Plaintiff Lopez did not mention the ageist remarks for another six months. He finally mentioned them to his functional supervisor, Irfan Khan. Mr. Lopez said his transfer was discriminatory. The employee said Mr. Khan said he would look into the matter. Mr. Lopez received a poor evaluation after complaining. He was placed on a PIP. Mr. Khan and two other supervisors decided to terminate Mr. Lopez. The two other managers said Mr.Lopez was “old and stubborn.”The employee filed suit based on the Texas Commission on Human Rights Act. Exxon moved for summary judgment, which was granted.
On appeal, the court of appeals claimed the “old and stubborn” comment was not direct evidence.
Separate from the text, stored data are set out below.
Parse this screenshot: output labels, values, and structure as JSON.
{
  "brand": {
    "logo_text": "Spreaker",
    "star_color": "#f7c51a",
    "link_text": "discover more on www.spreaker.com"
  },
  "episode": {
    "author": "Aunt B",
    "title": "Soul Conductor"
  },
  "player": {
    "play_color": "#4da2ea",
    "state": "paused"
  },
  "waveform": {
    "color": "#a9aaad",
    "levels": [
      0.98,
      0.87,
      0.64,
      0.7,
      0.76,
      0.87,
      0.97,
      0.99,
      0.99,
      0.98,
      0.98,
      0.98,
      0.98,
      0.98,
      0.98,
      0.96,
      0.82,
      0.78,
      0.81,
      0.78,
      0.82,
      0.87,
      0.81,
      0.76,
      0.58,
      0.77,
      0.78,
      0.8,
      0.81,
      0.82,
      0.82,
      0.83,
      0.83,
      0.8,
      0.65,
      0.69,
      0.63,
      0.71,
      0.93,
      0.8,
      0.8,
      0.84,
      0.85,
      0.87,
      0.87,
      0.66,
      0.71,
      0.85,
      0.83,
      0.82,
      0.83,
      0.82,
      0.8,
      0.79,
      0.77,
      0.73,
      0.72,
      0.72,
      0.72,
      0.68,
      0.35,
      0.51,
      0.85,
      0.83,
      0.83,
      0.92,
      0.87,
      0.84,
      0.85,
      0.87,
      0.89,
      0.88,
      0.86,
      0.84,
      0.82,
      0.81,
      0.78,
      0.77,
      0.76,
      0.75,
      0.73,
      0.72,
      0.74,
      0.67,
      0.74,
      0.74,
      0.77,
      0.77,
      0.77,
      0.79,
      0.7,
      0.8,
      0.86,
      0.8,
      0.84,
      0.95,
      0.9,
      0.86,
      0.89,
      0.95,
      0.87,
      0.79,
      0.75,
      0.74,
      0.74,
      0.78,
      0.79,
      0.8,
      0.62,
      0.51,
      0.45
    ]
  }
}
Without explaining its reasoning, the court simply said the court would have to draw an inference or make an assumption to determine whether the comment indicated motive. If the comment was direct evidence, then no inference or presumption would be necessary to see its discriminatory bias.
Reviewing the case as one of circumstantial proof, the court noted that Mr. Lopez had been ranked in the bottom third of his peers for the last four or five years. Acknowledging the many good performance reviews received by the plaintiff, the court of appeals simply found his testimony conclusory and subjective. Yet, at the same time the court made that observation that Lopez was describing the subjective evaluation process that resulted in his PIP. It then remarkably concluded that showing good performance evaluations simply shows the plaintiff might show the employer provided a false reason – that is not competent summary judgment evidence, claimed the court. Of course, that flies in the face of Reeves v, Sanderson Plumbing Products, 530 U.S. 133, 147 (2000), which expressly had that evidence of falsity of the reasons alone may support a finding of improper motive. The court actually accused the plaintiff of drawing a subjective conclusion when he argued that Exxon’s process was “highly subjective.” The court apparently never heard the phrase “what is good for the goose is good for the gander.”
The Fourteenth Court has imposed a doctrine known as pretext plus. It required the plaintiff to show more than pretext. It has held the plaintiff to a different standard than that set for the employer. The employer may engage in a subjective process, but the employee may not. Too, it has engaged in fact-finding. It finds the ageist remarks by Moe, and others to be too distant in time. That should be a jury finding. The jury should determine whether six months was too long. Certainly, the comments about “old and stubborn” were not distant in time. This is a motion for summary judgment, not a trial. Summary judgment exists to test the evidence, not to resolve it. See the decision here.
The Fourteenth Court has issued a poorly thought decision. It is decisions like this that have come to undermine our jury system. Decisions like this take away from the jury assessments which serve as bedrock for our judicial system.